World and Nation

Coalition Moves to Impeach Musharraf, Raising Fears of Crisis

A move by Pakistan’s usually fractious governing coalition on Thursday to impeach President Pervez Musharraf left the country on the brink of a political crisis that threatened to paralyze the government at a critical moment when the United States is demanding greater action against militants based here.

The governing coalition set no formal deadline for the start of impeachment proceedings against Musharraf, a favored U.S. ally, leaving open the possibility of a protracted and debilitating political fight that could take months of haggling to secure the parliamentary votes needed for impeachment. The actual charges have yet to be announced.

It also raised the threat that Musharraf would try to dissolve the Parliament, or that he would look to the army for protection, though many analysts said the military was unlikely to intervene. “The army preference is not to get involved and for the constitutional process to be followed so there is the least amount of disruption to the system,” said Shuja Nawaz, the author of Crossed Swords (Oxford University Press), a book on the Pakistani military. “They would not want to be drawn into it.”

The announcement that the civilian leaders would seek impeachment, made at a news conference here, was the culmination of months of wrenching political changes after the assassination of the opposition leader Benazir Bhutto in December and the decisive victory of her party in elections in February. Since then, the leaders of the country’s two major parties, Asif Ali Zardari and Nawaz Sharif, have forged a tense governing coalition that has teetered on collapse.

Zardari, the head of the Pakistan Peoples Party, and Sharif, the leader of the Pakistan Muslim League-N, have barely been on speaking terms. For the last several days, they were closeted in meetings on how to keep their fractious coalition together.

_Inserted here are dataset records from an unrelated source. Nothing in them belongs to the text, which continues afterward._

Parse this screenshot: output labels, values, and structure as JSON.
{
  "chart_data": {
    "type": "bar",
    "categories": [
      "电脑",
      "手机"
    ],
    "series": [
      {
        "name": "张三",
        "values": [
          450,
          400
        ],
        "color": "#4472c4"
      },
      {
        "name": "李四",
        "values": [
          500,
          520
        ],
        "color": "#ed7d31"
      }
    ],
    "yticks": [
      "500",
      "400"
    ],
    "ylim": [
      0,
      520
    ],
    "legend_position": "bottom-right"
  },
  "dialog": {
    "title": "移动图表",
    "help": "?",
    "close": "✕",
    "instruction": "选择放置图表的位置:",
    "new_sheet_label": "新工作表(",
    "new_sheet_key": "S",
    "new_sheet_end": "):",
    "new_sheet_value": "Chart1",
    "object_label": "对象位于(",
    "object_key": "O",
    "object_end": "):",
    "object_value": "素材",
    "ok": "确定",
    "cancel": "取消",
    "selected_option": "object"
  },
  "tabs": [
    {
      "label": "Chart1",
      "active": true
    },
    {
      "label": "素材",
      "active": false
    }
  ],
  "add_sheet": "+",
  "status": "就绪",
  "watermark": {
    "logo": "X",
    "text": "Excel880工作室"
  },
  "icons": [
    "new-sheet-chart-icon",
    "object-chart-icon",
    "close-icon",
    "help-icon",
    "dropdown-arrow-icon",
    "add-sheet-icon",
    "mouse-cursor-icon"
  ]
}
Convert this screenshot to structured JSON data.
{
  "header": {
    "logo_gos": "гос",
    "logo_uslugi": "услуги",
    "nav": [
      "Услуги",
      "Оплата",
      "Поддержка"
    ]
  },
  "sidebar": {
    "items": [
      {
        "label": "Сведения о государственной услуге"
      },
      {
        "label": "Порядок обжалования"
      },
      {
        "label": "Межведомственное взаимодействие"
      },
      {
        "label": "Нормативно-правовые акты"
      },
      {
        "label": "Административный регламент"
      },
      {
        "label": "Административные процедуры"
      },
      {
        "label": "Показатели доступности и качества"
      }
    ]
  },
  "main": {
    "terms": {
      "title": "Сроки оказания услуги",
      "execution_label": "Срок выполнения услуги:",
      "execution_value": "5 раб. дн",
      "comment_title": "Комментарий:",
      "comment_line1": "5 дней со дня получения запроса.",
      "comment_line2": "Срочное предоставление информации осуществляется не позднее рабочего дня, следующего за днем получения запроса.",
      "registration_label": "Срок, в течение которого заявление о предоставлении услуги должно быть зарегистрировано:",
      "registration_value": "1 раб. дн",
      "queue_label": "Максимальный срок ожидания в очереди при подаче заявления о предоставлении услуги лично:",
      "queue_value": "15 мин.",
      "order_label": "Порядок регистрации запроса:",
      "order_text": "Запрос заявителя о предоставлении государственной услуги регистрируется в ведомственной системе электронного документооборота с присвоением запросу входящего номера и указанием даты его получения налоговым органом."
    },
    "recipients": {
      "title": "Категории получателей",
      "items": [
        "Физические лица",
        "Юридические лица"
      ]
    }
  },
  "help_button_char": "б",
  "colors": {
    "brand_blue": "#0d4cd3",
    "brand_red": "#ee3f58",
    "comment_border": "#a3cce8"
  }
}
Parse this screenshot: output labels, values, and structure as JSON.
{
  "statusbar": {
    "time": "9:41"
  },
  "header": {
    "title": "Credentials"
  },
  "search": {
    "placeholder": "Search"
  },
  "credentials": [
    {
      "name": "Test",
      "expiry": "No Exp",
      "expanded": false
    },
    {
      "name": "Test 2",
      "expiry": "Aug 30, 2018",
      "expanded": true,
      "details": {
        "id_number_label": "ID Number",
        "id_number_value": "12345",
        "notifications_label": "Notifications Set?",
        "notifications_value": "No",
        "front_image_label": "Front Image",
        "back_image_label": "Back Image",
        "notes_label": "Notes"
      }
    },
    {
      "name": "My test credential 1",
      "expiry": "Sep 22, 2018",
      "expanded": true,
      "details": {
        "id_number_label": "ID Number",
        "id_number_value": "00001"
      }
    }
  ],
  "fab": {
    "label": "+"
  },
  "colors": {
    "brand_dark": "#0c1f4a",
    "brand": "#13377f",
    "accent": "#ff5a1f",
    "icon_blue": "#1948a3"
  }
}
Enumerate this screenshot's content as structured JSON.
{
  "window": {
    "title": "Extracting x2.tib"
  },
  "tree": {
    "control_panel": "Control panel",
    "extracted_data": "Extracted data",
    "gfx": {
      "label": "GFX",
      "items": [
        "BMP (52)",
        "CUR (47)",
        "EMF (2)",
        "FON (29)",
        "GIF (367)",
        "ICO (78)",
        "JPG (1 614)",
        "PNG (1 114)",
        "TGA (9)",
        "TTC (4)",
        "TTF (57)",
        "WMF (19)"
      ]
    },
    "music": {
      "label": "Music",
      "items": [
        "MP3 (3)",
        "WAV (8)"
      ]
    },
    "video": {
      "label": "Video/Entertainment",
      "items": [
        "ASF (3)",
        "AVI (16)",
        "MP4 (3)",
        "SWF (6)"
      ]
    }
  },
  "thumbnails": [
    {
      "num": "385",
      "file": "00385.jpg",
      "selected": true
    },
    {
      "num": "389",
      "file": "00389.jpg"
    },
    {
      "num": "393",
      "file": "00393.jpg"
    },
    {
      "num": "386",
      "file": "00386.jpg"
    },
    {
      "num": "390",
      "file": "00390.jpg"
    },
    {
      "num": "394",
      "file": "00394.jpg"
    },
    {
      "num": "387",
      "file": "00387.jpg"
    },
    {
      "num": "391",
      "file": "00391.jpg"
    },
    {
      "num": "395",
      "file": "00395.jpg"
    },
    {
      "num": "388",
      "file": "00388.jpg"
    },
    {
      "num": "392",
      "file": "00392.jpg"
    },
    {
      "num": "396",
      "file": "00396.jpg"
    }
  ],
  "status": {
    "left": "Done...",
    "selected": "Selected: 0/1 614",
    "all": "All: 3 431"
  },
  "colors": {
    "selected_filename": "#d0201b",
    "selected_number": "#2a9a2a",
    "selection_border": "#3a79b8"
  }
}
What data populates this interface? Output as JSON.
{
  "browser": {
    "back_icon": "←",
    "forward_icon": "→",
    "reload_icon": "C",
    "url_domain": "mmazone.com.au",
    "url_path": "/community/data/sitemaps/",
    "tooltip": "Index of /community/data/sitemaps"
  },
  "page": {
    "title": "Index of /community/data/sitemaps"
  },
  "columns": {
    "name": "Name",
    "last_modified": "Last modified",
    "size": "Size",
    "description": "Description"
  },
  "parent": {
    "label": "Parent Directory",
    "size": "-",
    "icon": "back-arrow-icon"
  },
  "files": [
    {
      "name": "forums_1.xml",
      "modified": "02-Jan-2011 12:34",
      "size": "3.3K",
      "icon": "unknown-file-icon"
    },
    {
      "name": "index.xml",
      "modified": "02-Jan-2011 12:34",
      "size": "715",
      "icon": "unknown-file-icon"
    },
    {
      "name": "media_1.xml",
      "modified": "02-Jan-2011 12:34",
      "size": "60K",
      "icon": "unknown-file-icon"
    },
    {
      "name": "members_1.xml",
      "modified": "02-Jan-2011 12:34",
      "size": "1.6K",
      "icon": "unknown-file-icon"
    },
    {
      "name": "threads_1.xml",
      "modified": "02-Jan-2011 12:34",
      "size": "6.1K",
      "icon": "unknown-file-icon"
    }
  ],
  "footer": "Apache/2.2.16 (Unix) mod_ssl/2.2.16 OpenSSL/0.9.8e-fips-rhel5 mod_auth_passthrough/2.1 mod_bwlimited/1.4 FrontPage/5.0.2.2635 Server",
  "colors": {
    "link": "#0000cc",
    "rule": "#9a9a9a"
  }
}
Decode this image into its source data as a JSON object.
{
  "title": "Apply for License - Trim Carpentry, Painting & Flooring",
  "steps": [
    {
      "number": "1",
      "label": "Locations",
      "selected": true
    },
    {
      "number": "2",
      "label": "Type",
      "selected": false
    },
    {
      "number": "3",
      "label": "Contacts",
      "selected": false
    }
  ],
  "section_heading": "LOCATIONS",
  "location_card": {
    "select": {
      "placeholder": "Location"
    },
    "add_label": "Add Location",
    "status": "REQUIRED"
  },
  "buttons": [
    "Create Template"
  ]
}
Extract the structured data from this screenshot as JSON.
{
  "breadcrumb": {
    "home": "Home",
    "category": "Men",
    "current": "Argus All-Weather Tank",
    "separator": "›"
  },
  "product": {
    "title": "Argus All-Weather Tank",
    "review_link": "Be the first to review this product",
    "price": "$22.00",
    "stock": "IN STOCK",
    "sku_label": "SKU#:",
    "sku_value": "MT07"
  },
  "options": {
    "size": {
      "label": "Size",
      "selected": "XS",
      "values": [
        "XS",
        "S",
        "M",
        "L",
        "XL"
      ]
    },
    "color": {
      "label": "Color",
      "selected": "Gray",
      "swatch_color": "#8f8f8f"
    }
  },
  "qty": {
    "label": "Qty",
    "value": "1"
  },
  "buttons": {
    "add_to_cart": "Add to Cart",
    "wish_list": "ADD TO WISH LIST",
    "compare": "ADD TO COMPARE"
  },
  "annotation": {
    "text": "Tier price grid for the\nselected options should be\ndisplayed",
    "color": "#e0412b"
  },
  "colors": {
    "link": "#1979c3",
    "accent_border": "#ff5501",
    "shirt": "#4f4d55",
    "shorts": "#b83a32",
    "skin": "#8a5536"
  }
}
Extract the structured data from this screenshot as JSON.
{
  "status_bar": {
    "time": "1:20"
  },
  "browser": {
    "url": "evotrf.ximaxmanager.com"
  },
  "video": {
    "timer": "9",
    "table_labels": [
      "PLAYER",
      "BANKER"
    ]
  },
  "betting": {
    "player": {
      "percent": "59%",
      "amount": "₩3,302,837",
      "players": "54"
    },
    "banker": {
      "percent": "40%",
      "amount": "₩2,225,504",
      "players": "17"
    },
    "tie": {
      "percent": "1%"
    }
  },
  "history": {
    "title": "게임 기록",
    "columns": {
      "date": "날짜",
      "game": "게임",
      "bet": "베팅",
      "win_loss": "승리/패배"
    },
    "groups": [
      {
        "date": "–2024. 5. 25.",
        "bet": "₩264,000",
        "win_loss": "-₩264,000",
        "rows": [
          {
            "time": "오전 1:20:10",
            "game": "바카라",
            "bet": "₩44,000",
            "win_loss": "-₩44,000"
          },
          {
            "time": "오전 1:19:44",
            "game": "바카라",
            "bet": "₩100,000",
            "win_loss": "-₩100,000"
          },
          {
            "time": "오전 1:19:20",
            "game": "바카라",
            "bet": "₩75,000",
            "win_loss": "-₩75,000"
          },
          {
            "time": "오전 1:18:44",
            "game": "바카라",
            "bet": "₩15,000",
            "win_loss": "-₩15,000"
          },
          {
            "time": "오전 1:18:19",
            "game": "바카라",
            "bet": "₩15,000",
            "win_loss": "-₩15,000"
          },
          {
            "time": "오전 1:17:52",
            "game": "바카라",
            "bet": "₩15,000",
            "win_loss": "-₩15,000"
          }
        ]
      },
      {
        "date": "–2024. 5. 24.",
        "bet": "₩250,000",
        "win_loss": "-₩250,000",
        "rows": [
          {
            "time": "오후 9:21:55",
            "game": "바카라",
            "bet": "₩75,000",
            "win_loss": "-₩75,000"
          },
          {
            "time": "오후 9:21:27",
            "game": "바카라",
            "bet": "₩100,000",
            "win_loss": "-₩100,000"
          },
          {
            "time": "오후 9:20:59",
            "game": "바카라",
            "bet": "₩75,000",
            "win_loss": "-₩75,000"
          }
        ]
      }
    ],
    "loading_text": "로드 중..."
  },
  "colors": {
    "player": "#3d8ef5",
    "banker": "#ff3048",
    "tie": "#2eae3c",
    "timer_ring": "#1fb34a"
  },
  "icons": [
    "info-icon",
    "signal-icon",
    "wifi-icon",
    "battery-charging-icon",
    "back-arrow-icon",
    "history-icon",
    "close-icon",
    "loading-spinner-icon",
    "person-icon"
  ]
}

Sharif, who was ousted as prime minister by Musharraf in the 1999 coup, has been pushing Zardari to join impeachment proceedings against the president. Zardari had been resisting, but this week he apparently decided that the one way to keep the coalition functioning was to undertake a frontal attack on Musharraf, who is immensely unpopular, after having ruled Pakistan as a military leader for eight years until late 2007.

On Thursday, the two coalition leaders issued a joint communique saying their government would “immediately initiate impeachment proceedings” and that it would “present a charge sheet against General Musharraf.”

Musharraf was described by his allies as determined to fight back, and met all day on Thursday with his political backers and his constitutional lawyer, Syed Sharifuddin Pirzada. In an indication of the gravity of his situation, the president called off his trip to attend the opening of the Olympic Games.

Many Pakistani officials said they believed Musharraf would seek support from the Bush administration. It has endowed Pakistan with more than $12 billion of mostly military aid since 9/11 for its cooperation in combating the insurgency of the Taliban and al-Qaida that is washing over the border into Afghanistan and conducting attacks on U.S. troops there.